Two older gentlemen in the room's rear identified themselves as professional precision shooters, and several individuals said they already had concealed carry permits in other states.
"To me it's just a course to come and see what it's all about," said Brian Davidson, who said he served on the Beloit Police Department reserve from 1991 to 1996.
Despite all the experience in the room, instructor Douglas Anderson, a retired Beloit Police Department detective, told the class to anticipate running over the four-hour time period.
"We'll spend a little more time than the state has planned because we believe it is so important," he said.
Blackhawk chose Anderson and fellow instructor Corey Denzer, Brown said, because both men were certified to teach the Department of Justice's curriculum. Attorney General J.B. Van Hollen, who originally implemented the four-hour rule, testified Monday in favor of maintaining minimum training requirements.
There's no doubt Blackhawk's course would be informative for first-time gun users. Anderson and Denzer were thorough with their instruction, pointing out specific mechanics on model guns and using class discussion to aid their lessons.
Anderson said gun owners should treat gun safety procedures as a "ritual" rather than an absent-minded "routine." He challenged experienced students to ask themselves if they'd grown complacent with lazy, unsafe habits.
"Your are responsible for that bullet every time you pull that trigger," he said authoritatively.
The class cost $4 for seniors and $15 for everyone else, Brown said.
The legislature is doing its job, the local community colledge puts on an excellent but inexpensive course that does the job. It is not constitutional carry, but it is, in my opinion, the best shall issue ccw law in the U.S.
Constitutional carry will come to Wisconsin!
Most of the CCW classes in Michigan cost about $300 and take a full day.

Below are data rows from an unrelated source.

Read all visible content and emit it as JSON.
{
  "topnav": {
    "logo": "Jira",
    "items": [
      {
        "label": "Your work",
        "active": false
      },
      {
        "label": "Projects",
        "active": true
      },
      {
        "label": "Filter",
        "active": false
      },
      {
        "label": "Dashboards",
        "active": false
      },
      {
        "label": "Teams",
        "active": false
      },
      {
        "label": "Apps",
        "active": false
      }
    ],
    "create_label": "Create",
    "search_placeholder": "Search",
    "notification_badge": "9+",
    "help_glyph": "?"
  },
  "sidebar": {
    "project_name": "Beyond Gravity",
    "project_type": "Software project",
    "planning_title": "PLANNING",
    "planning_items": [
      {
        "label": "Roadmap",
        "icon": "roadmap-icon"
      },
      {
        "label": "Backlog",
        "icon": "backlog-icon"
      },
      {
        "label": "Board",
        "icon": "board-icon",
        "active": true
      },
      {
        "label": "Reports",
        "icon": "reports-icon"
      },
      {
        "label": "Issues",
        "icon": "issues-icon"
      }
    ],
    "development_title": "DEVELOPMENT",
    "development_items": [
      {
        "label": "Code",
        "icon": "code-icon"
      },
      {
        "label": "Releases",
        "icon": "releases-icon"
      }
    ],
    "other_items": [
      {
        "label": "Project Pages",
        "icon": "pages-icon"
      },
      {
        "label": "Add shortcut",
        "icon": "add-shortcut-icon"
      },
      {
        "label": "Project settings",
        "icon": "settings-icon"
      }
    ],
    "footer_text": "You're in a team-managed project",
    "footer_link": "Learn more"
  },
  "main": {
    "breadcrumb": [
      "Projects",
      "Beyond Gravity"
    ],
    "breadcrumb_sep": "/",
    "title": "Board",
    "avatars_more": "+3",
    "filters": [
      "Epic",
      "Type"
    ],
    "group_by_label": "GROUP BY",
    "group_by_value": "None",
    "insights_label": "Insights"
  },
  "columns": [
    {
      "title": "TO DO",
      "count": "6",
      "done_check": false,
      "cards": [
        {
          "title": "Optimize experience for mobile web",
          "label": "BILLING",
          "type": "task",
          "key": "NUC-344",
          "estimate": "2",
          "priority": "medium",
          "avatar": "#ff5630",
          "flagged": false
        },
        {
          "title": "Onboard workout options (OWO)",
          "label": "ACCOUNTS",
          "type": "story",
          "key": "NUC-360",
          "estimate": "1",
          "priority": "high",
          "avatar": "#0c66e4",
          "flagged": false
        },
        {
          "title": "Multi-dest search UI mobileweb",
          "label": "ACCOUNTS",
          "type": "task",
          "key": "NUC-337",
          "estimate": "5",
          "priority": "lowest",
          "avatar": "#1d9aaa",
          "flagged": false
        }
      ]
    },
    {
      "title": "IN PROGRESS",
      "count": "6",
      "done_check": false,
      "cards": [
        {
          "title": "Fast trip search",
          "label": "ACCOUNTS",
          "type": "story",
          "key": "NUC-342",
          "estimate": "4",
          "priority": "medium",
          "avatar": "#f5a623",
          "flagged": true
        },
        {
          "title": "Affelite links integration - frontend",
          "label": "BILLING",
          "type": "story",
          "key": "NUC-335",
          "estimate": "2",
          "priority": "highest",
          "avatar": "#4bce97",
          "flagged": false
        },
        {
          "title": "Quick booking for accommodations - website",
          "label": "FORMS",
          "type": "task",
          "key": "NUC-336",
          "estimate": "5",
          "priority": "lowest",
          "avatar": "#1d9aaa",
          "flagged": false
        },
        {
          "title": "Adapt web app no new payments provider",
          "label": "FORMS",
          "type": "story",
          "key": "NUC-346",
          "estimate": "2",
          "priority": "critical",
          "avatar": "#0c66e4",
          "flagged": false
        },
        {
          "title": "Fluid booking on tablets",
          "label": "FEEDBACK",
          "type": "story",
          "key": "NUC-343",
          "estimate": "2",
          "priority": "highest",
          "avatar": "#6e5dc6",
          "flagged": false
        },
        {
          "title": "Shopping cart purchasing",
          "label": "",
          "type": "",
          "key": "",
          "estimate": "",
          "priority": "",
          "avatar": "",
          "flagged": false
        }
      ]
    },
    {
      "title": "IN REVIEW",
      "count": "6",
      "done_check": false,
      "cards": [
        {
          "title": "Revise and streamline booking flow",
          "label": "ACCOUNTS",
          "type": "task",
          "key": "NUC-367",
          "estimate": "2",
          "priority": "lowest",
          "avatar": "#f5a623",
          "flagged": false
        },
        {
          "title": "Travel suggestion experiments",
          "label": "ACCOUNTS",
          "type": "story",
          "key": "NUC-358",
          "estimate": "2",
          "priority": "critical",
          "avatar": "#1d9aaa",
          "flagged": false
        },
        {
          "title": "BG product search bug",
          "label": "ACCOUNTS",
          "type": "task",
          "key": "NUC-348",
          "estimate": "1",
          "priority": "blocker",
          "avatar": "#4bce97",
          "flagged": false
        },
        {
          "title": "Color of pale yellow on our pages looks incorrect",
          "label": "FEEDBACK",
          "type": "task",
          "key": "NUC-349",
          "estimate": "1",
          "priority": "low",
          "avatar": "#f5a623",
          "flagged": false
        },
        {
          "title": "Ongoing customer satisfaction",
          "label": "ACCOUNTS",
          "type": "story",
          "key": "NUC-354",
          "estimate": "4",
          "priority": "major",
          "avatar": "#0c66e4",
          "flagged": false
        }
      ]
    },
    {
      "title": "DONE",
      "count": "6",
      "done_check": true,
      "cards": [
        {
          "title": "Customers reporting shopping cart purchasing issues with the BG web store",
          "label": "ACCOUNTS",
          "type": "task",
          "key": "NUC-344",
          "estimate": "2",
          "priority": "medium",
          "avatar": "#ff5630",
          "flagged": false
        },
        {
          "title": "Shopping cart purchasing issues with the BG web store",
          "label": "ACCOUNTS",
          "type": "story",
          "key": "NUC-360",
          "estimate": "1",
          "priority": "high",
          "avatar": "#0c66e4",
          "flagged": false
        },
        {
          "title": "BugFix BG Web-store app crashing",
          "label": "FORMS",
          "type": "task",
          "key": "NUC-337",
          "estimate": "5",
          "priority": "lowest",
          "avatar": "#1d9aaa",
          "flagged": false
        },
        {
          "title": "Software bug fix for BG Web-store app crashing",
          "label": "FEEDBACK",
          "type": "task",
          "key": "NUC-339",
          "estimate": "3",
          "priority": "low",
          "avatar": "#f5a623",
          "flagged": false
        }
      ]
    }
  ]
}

The problem with eliminating the training requirement in Wis. is that they will not gain reciprocity with other states. Either that or end up with a two tier permit system like ND, one level covers you in state and another level gains recognition by reciprocity states.
They should advertise that while training isn’t mandatory, it is a very, very good idea. The advertisements would be easy, just compare guns with other machines.
“Sure you could probably ride a motorcycle without training, but isn’t it just better to get some training first? The same with a gun. Like any tool, it’s just better to know how to use it safely.”
I bet you that if they thought about it for a bit, they could offer a basic, intermediate and advanced gun course. Just off the top of my head I could probably work up a 3 semester curriculum, no sweat. Including a bunch of live fire “laboratories”.
Any one who carries should give some serious thought to additional classes.
Target shooting, hunting and military service are one thing. Carrying every where you go in daily life is a different matter.
Additional training with a good instructor could make the difference between life and death or grief that you take with you the rest of your life.
If heaven forbid you have to pull your weapon it is then that your training and knowledge comes into play.